Chou Hung-hsien (周弘憲; born 23 November 1953) is a Taiwanese lawyer and politician who has been the 14th president of the Examination Yuan since 2024.

== Education ==
After graduating from National Chiayi Senior High School in 1972, Chou studied law at National Taiwan University, where he earned his Bachelor of Laws (LL.B.) in 1976.

== Political career ==
Chou led the Civil Service Protection and Training Commission from 2000 to 2006, then moved to the Central Personnel Administration. Between 2016 and 2020, Chou led the Ministry of Civil Service.

In May 2020, Tsai Ing-wen nominated Chou to serve as vice president of the Examination Yuan. The nomination was approved in a Legislative Yuan vote two months later, despite criticism from the New Power Party that Examination Yuan nominees had not responded to the party's inquiries. Before taking office, Chou opined that the Examination Yuan should respect the legislature and public opinion.
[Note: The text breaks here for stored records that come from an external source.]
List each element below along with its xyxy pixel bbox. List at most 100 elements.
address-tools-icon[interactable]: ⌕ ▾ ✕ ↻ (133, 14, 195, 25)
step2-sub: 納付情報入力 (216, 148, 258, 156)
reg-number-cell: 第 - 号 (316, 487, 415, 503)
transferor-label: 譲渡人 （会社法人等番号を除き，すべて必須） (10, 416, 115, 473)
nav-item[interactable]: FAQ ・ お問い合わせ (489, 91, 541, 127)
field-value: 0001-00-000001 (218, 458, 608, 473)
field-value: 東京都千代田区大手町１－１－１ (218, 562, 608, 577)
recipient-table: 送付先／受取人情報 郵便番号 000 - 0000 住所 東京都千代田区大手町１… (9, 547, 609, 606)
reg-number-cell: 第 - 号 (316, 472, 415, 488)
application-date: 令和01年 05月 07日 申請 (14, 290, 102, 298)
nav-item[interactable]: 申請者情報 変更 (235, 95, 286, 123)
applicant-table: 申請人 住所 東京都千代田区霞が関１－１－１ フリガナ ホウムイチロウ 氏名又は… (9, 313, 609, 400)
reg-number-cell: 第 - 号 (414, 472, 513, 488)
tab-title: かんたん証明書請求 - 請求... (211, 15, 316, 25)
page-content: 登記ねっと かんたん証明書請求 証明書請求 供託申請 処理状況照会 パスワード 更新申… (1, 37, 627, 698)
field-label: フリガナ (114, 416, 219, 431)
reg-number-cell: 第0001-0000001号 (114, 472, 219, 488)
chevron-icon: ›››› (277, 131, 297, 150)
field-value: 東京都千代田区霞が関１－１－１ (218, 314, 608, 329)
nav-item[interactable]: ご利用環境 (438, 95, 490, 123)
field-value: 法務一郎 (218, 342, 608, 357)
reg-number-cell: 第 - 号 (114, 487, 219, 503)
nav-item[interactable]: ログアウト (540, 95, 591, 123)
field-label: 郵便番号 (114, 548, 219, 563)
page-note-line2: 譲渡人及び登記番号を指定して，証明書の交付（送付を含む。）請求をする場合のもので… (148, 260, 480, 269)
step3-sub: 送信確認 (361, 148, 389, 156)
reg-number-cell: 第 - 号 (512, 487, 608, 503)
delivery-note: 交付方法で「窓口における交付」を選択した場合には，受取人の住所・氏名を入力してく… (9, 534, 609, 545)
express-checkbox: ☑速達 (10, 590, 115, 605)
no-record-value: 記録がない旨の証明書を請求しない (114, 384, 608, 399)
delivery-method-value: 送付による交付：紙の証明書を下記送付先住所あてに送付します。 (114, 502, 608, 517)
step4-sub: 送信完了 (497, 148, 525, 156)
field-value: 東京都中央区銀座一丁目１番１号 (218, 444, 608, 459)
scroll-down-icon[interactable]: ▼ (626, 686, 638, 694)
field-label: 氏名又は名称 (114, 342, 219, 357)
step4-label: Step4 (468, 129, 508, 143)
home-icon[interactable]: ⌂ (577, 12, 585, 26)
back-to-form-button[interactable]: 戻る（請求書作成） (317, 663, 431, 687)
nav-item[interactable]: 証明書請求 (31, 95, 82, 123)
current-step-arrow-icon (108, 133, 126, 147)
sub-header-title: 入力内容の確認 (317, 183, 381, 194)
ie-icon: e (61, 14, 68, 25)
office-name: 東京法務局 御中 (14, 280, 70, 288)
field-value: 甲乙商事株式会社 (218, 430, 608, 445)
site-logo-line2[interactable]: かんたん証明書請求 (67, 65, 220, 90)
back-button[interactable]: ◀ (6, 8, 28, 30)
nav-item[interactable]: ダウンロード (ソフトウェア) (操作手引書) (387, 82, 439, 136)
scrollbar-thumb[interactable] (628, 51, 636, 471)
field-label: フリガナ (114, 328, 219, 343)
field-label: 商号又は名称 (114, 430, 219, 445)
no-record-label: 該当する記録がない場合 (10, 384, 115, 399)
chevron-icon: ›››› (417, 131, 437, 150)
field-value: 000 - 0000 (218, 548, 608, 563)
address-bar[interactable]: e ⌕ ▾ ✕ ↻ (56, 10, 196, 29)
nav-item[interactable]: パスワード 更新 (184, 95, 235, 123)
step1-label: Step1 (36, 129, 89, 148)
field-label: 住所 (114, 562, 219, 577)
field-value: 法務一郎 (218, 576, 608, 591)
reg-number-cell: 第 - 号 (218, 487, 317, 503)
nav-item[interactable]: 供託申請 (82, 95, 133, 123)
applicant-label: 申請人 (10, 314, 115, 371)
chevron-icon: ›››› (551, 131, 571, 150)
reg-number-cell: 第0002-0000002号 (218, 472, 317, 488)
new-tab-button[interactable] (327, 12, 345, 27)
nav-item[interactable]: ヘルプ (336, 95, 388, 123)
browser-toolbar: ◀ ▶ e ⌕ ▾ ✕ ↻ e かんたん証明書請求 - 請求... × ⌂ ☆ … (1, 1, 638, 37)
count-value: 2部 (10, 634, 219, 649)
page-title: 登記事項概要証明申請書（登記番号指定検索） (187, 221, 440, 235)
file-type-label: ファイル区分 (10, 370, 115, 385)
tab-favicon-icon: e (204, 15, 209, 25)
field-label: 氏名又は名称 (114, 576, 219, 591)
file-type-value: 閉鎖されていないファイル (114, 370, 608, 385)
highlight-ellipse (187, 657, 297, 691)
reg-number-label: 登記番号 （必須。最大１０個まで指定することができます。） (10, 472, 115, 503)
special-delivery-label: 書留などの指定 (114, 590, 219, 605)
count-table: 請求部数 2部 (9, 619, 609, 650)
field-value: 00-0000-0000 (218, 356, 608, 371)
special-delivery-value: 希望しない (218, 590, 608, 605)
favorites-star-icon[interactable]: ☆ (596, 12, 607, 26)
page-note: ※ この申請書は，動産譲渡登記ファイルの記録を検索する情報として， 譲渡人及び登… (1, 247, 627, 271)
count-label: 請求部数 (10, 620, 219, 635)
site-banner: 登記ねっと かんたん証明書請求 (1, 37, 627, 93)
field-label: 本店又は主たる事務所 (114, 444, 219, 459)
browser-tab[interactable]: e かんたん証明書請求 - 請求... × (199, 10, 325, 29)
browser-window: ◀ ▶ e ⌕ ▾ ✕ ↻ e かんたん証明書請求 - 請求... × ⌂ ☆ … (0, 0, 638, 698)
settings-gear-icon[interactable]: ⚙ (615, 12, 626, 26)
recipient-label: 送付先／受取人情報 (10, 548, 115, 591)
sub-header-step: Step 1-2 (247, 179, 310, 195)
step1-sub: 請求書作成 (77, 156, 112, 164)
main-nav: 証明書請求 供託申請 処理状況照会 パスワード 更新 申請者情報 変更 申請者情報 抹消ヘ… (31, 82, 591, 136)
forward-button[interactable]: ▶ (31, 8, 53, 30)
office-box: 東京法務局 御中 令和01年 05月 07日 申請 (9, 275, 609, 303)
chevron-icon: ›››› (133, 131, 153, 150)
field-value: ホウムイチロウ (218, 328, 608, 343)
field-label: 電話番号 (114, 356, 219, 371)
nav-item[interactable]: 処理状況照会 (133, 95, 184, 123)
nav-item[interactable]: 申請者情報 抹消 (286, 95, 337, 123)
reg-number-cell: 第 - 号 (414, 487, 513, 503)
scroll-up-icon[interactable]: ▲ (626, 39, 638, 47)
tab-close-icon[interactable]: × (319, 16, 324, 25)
In May 2024, Lai Ching-te promoted Chou to president of the Examination Yuan. While undergoing legislative questioning on his presidential nomination, Chou vowed to focus on anti-bullying initiatives, and advised the Legislative Yuan to consider amendments proposed by the Examination Yuan to the Civil Servant Association Act, which would expand union rights. The legislature voted to approve Chou's elevation to president of the Examination Yuan in December 2024.